Все время, пока шла картина, Владимир Прохорович пробовал начать разговор: не терпелось выяснить, что интересовало приходившего «дяденьку». Но как только он наклонялся к девушке, она , хихикнув, отстранялась, хлопала по руке, шептала, чтобы он смотрел на экран. «Чего это она прыскает, – уныло думал Сеньковский, – что я, ухаживаю?» И снова тянулся к ее уху. Все повторялось снова, до тех пор, пока на него не зашикали. «Ничего! Пойду провожать, по дороге узнаю!» – решил он, откидываясь на спинку кресла и с нетерпением ожидая окончания сеанса…
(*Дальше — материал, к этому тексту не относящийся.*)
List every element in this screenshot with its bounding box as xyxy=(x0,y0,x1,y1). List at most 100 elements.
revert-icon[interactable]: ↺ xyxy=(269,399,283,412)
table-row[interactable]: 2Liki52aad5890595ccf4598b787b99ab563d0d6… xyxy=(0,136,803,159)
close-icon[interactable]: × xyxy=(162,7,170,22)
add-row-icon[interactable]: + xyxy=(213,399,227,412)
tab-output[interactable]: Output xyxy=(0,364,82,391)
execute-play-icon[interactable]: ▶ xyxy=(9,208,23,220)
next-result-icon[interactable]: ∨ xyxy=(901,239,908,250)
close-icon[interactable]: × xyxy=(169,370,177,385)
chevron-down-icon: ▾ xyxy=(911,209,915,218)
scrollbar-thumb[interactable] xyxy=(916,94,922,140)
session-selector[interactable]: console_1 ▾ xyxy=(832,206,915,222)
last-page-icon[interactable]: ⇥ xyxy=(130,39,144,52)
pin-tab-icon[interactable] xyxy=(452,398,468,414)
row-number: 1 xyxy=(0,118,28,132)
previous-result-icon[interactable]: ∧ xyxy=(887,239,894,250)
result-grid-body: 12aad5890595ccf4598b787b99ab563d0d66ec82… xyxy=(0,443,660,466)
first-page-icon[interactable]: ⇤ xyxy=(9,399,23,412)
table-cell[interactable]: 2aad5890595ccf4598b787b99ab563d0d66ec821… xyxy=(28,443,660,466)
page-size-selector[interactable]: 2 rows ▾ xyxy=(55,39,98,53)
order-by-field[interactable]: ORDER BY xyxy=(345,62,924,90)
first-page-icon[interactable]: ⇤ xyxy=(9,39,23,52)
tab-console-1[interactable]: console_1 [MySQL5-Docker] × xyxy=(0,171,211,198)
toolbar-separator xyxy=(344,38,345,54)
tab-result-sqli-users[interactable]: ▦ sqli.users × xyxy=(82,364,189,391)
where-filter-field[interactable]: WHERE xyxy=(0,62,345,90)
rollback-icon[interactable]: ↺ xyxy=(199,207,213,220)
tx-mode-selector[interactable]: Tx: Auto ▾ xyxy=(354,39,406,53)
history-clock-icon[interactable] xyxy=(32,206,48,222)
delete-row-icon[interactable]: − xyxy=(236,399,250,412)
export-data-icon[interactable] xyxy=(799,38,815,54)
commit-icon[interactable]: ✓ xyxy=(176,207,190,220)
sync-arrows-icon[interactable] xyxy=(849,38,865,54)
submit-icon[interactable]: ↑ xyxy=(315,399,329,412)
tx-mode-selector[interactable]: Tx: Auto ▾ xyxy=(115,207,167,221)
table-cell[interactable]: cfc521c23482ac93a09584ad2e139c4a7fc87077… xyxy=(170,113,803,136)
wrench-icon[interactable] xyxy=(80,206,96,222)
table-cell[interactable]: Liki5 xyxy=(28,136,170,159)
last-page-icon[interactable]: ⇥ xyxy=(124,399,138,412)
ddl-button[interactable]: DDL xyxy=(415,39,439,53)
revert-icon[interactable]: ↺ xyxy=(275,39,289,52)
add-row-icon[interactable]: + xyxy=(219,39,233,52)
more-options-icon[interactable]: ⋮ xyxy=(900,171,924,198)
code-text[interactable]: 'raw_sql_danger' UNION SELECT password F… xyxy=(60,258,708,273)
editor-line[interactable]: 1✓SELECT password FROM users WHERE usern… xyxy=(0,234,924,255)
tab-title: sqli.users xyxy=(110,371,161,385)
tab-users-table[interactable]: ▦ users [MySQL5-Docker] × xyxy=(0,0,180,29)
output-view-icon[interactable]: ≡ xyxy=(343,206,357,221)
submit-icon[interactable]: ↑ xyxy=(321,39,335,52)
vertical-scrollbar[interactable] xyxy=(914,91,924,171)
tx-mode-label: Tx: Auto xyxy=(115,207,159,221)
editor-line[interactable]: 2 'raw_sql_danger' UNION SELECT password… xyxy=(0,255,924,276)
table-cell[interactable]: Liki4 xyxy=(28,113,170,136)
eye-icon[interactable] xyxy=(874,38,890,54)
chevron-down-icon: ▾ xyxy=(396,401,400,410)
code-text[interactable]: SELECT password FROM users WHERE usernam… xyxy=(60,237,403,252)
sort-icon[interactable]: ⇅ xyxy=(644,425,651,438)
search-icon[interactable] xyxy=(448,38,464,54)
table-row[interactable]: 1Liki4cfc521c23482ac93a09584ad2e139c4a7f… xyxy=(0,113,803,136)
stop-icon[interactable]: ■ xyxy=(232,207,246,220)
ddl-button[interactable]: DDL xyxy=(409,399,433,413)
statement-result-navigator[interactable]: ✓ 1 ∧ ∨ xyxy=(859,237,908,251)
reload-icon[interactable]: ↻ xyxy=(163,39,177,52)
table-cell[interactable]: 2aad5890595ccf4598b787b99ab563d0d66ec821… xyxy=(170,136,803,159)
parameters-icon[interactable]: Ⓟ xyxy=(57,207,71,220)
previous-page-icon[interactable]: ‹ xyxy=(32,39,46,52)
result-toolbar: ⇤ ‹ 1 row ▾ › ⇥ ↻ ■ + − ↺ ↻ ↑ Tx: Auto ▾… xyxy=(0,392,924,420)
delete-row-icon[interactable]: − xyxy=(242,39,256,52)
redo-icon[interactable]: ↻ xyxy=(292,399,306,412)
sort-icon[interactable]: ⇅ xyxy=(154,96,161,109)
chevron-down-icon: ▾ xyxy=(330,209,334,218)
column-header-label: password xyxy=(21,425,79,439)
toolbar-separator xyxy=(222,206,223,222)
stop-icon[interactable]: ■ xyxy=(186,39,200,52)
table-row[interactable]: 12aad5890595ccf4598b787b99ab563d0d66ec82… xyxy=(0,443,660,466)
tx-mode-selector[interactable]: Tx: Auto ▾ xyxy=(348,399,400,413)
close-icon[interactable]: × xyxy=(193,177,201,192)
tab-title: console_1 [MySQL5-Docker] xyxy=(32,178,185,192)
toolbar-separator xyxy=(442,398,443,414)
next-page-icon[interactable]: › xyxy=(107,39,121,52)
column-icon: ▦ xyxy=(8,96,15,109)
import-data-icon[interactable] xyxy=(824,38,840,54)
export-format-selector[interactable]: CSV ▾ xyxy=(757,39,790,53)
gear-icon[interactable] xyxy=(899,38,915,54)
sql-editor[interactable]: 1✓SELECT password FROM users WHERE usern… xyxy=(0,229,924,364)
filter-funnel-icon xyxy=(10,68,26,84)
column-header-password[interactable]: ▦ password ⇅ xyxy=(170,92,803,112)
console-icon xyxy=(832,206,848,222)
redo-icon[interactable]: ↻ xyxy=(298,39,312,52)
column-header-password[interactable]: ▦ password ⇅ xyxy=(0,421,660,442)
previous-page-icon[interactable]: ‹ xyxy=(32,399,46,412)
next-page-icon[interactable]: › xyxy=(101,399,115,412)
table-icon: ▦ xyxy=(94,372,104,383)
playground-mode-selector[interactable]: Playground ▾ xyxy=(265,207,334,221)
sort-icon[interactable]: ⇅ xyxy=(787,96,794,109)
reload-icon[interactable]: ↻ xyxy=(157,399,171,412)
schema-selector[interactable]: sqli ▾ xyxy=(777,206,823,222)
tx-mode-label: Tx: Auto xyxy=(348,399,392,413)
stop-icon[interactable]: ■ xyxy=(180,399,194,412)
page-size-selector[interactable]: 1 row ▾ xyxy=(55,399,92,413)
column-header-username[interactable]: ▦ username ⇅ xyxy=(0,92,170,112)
«Значит, действительно приходили, вернее приходил, – проводив Клаву и возвращаясь домой, думал Владимир Прохорович, – спрашивал обо мне. Как живу, где работаю, кто бывает?» И все так, между прочим. Только в конце разговора, собираясь уходить и возвращая Клаве домовую книгу, «оперативник» вскользь спросил о жильце. Какой из себя, часто ли приходит? Что они о нем знают? Да и что, в конце концов, знает о нем он сам? Хотя нет, кое-что было известно, и то, что он знал, сейчас не могло не взволновать. «Я не знал, откуда знают они? – попробовал он отмахнуться от мрачных мыслей. – Один он, что ли, торгует барахлом, все комиссионки полны. Привозят и сдают, – вслух рассуждал Сеньковский. Сказал и осекся. – А золото?..» Дождь прошел, и из-за высотного дома на Смоленской, в посветлевшем небе, навстречу ему, выплыл тонкий серп месяца. Он ускорил шаг.
XXII
То, о чем рассказал Зуйков, было страшно. Потрясенный Кемминг заставил повторить все сначала, но слушать не умел. Перебивал, уточнял. Его интересовали такие детали, такие мелочи, которых Зуйков не смог запомнить. Кемминг нервничал, срывался и в конце концов добился того, что его волнение передалось рассказчику. Зуйков начал путать и под конец, разозлившись, наговорил американцу дерзостей. Кемминг опешил. В других условиях он бы знал, как обуздать «этого распоясавшегося русского», но сейчас пришлось смолчать. «Ничего, ничего, ничего, – утешил он себя, – я припомню ему это!» Он не принадлежал к числу людей, которые забывают.
– Давайте по порядку, – успокаивая разошедшегося Зуйкова и сдерживая самого себя, предложил он, – как вышла из дома, куда пошла, где была, только по подробнее.